This project implements different parallel message-passing approaches for Matrix LU Factorisation. The goal is to compare the execution time for different agglomeration schemes and the cost of partial pivoting. We based our work on Michael T. Heath's class Parallel Numerical Algorithms
We implemented 3 agglomeration schemes and a sequential version:
- Agglomeration by adjacent lines
- Agglomeration by cyclic lines
- Agglomeration by 2D adjacent blocks
For the all versions except the 2D blocks, it is possible to specify if you want to use partial pivoting. The default behavior of the applications is to generate a random square matrix and calculate the factorization. The program does not check if a factorization actually exists. The result is stocked in the same matrix, the lower-triangular matrix containing the L matrix and the main diagonal and upper triangular matrix containing the U matrix.
Usage
Arguments:
- -m : Required. Size of the matrix. For the moment the applications only treat square matrixes, so only one size is required.
- -f : Text file to specify the input matrix. If not specified the application will generate a random matrix.
- -s : Solution file, to verify the result calculated by the application.
- -i: print the result to screen.
- -w : write the result to file.
- -p: use partial pivoting.

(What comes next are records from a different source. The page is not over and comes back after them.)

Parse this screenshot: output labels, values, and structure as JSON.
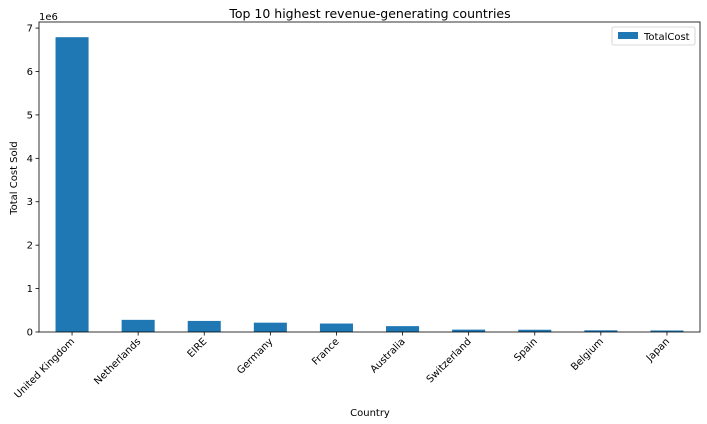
{
  "chart_data": {
    "type": "bar",
    "title": "Top 10 highest revenue-generating countries",
    "xlabel": "Country",
    "ylabel": "Total Cost Sold",
    "offset_text": "1e6",
    "categories": [
      "United Kingdom",
      "Netherlands",
      "EIRE",
      "Germany",
      "France",
      "Australia",
      "Switzerland",
      "Spain",
      "Belgium",
      "Japan"
    ],
    "series": [
      {
        "name": "TotalCost",
        "values": [
          6790000,
          280000,
          255000,
          215000,
          195000,
          135000,
          55000,
          52000,
          39000,
          35000
        ],
        "color": "#1f77b4"
      }
    ],
    "ylim": [
      0,
      7140000
    ],
    "yticks": [
      0,
      1000000,
      2000000,
      3000000,
      4000000,
      5000000,
      6000000,
      7000000
    ],
    "ytick_labels": [
      "0",
      "1",
      "2",
      "3",
      "4",
      "5",
      "6",
      "7"
    ],
    "grid": false,
    "legend": "top-right"
  }
}
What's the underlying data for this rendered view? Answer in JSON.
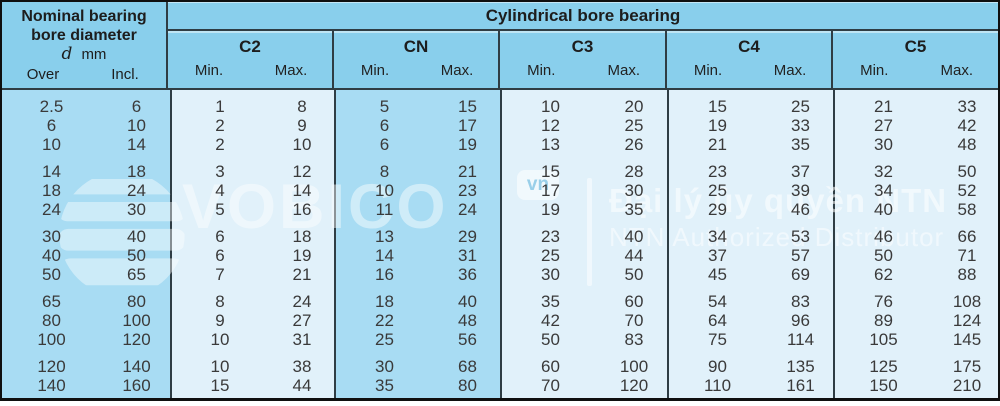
{
  "header": {
    "left_title_line1": "Nominal bearing",
    "left_title_line2": "bore diameter",
    "left_symbol": "d",
    "left_unit": "mm",
    "over_label": "Over",
    "incl_label": "Incl.",
    "span_title": "Cylindrical bore bearing",
    "min_label": "Min.",
    "max_label": "Max.",
    "classes": [
      "C2",
      "CN",
      "C3",
      "C4",
      "C5"
    ]
  },
  "table": {
    "groups": [
      {
        "rows": [
          {
            "over": "2.5",
            "incl": "6",
            "c2": [
              "1",
              "8"
            ],
            "cn": [
              "5",
              "15"
            ],
            "c3": [
              "10",
              "20"
            ],
            "c4": [
              "15",
              "25"
            ],
            "c5": [
              "21",
              "33"
            ]
          },
          {
            "over": "6",
            "incl": "10",
            "c2": [
              "2",
              "9"
            ],
            "cn": [
              "6",
              "17"
            ],
            "c3": [
              "12",
              "25"
            ],
            "c4": [
              "19",
              "33"
            ],
            "c5": [
              "27",
              "42"
            ]
          },
          {
            "over": "10",
            "incl": "14",
            "c2": [
              "2",
              "10"
            ],
            "cn": [
              "6",
              "19"
            ],
            "c3": [
              "13",
              "26"
            ],
            "c4": [
              "21",
              "35"
            ],
            "c5": [
              "30",
              "48"
            ]
          }
        ]
      },
      {
        "rows": [
          {
            "over": "14",
            "incl": "18",
            "c2": [
              "3",
              "12"
            ],
            "cn": [
              "8",
              "21"
            ],
            "c3": [
              "15",
              "28"
            ],
            "c4": [
              "23",
              "37"
            ],
            "c5": [
              "32",
              "50"
            ]
          },
          {
            "over": "18",
            "incl": "24",
            "c2": [
              "4",
              "14"
            ],
            "cn": [
              "10",
              "23"
            ],
            "c3": [
              "17",
              "30"
            ],
            "c4": [
              "25",
              "39"
            ],
            "c5": [
              "34",
              "52"
            ]
          },
          {
            "over": "24",
            "incl": "30",
            "c2": [
              "5",
              "16"
            ],
            "cn": [
              "11",
              "24"
            ],
            "c3": [
              "19",
              "35"
            ],
            "c4": [
              "29",
              "46"
            ],
            "c5": [
              "40",
              "58"
            ]
          }
        ]
      },
      {
        "rows": [
          {
            "over": "30",
            "incl": "40",
            "c2": [
              "6",
              "18"
            ],
            "cn": [
              "13",
              "29"
            ],
            "c3": [
              "23",
              "40"
            ],
            "c4": [
              "34",
              "53"
            ],
            "c5": [
              "46",
              "66"
            ]
          },
          {
            "over": "40",
            "incl": "50",
            "c2": [
              "6",
              "19"
            ],
            "cn": [
              "14",
              "31"
            ],
            "c3": [
              "25",
              "44"
            ],
            "c4": [
              "37",
              "57"
            ],
            "c5": [
              "50",
              "71"
            ]
          },
          {
            "over": "50",
            "incl": "65",
            "c2": [
              "7",
              "21"
            ],
            "cn": [
              "16",
              "36"
            ],
            "c3": [
              "30",
              "50"
            ],
            "c4": [
              "45",
              "69"
            ],
            "c5": [
              "62",
              "88"
            ]
          }
        ]
      },
      {
        "rows": [
          {
            "over": "65",
            "incl": "80",
            "c2": [
              "8",
              "24"
            ],
            "cn": [
              "18",
              "40"
            ],
            "c3": [
              "35",
              "60"
            ],
            "c4": [
              "54",
              "83"
            ],
            "c5": [
              "76",
              "108"
            ]
          },
          {
            "over": "80",
            "incl": "100",
            "c2": [
              "9",
              "27"
            ],
            "cn": [
              "22",
              "48"
            ],
            "c3": [
              "42",
              "70"
            ],
            "c4": [
              "64",
              "96"
            ],
            "c5": [
              "89",
              "124"
            ]
          },
          {
            "over": "100",
            "incl": "120",
            "c2": [
              "10",
              "31"
            ],
            "cn": [
              "25",
              "56"
            ],
            "c3": [
              "50",
              "83"
            ],
            "c4": [
              "75",
              "114"
            ],
            "c5": [
              "105",
              "145"
            ]
          }
        ]
      },
      {
        "rows": [
          {
            "over": "120",
            "incl": "140",
            "c2": [
              "10",
              "38"
            ],
            "cn": [
              "30",
              "68"
            ],
            "c3": [
              "60",
              "100"
            ],
            "c4": [
              "90",
              "135"
            ],
            "c5": [
              "125",
              "175"
            ]
          },
          {
            "over": "140",
            "incl": "160",
            "c2": [
              "15",
              "44"
            ],
            "cn": [
              "35",
              "80"
            ],
            "c3": [
              "70",
              "120"
            ],
            "c4": [
              "110",
              "161"
            ],
            "c5": [
              "150",
              "210"
            ]
          }
        ]
      }
    ]
  },
  "watermark": {
    "globe_icon": "globe-icon",
    "brand": "VOBICO",
    "badge": "vn",
    "line1": "Đại lý ủy quyền NTN",
    "line2": "NTN Authorized Distributor"
  },
  "colors": {
    "header_blue": "#89cfec",
    "body_blue": "#a8dcf3",
    "body_light": "#e1f1fa",
    "line_dark": "#2f3d44",
    "outer_border": "#0f0f0f"
  }
}
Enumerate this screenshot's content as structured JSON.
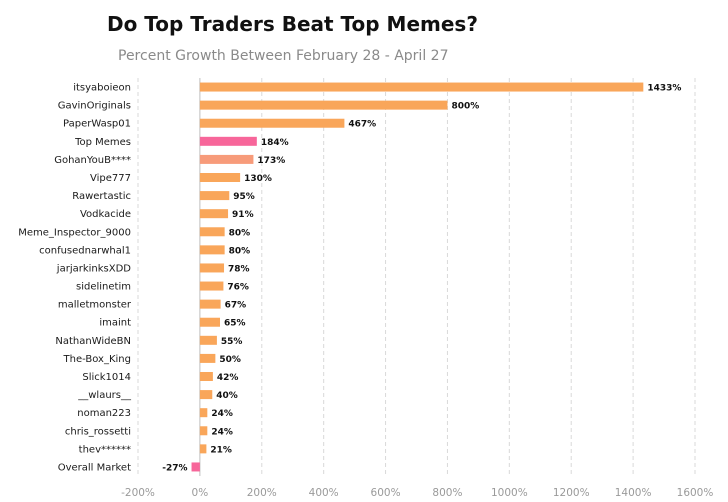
{
  "chart_data": {
    "type": "bar",
    "orientation": "horizontal",
    "title": "Do Top Traders Beat Top Memes?",
    "subtitle": "Percent Growth Between February 28 - April 27",
    "categories": [
      "itsyaboieon",
      "GavinOriginals",
      "PaperWasp01",
      "Top  Memes",
      "GohanYouB****",
      "Vipe777",
      "Rawertastic",
      "Vodkacide",
      "Meme_Inspector_9000",
      "confusednarwhal1",
      "jarjarkinksXDD",
      "sidelinetim",
      "malletmonster",
      "imaint",
      "NathanWideBN",
      "The-Box_King",
      "Slick1014",
      "__wlaurs__",
      "noman223",
      "chris_rossetti",
      "thev******",
      "Overall Market"
    ],
    "values": [
      1433,
      800,
      467,
      184,
      173,
      130,
      95,
      91,
      80,
      80,
      78,
      76,
      67,
      65,
      55,
      50,
      42,
      40,
      24,
      24,
      21,
      -27
    ],
    "value_labels": [
      "1433%",
      "800%",
      "467%",
      "184%",
      "173%",
      "130%",
      "95%",
      "91%",
      "80%",
      "80%",
      "78%",
      "76%",
      "67%",
      "65%",
      "55%",
      "50%",
      "42%",
      "40%",
      "24%",
      "24%",
      "21%",
      "-27%"
    ],
    "xlim": [
      -200,
      1600
    ],
    "xticks": [
      -200,
      0,
      200,
      400,
      600,
      800,
      1000,
      1200,
      1400,
      1600
    ],
    "xtick_labels": [
      "-200%",
      "0%",
      "200%",
      "400%",
      "600%",
      "800%",
      "1000%",
      "1200%",
      "1400%",
      "1600%"
    ],
    "grid": "vertical dashed",
    "colors": {
      "default": "#F9A65A",
      "top_memes": "#F7669A",
      "gohan": "#F79B7A",
      "overall_market": "#F7669A",
      "grid": "#d9d9d9",
      "axis": "#bfbfbf"
    },
    "highlight": {
      "Top  Memes": "top_memes",
      "GohanYouB****": "gohan",
      "Overall Market": "overall_market"
    }
  }
}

Not available for lu_mpi_cart
- -x, y : Required for lu_mpi_cart, specify the size of a block, the sizes must be divisors of the number of nodes used and must
The makefile contains basic tests and a command to compare times for all applications given a size of a matrix and a number of nodes to use.
This work was done for INF7235 at UQAM. Our original report was written in French and is available in the latex folder.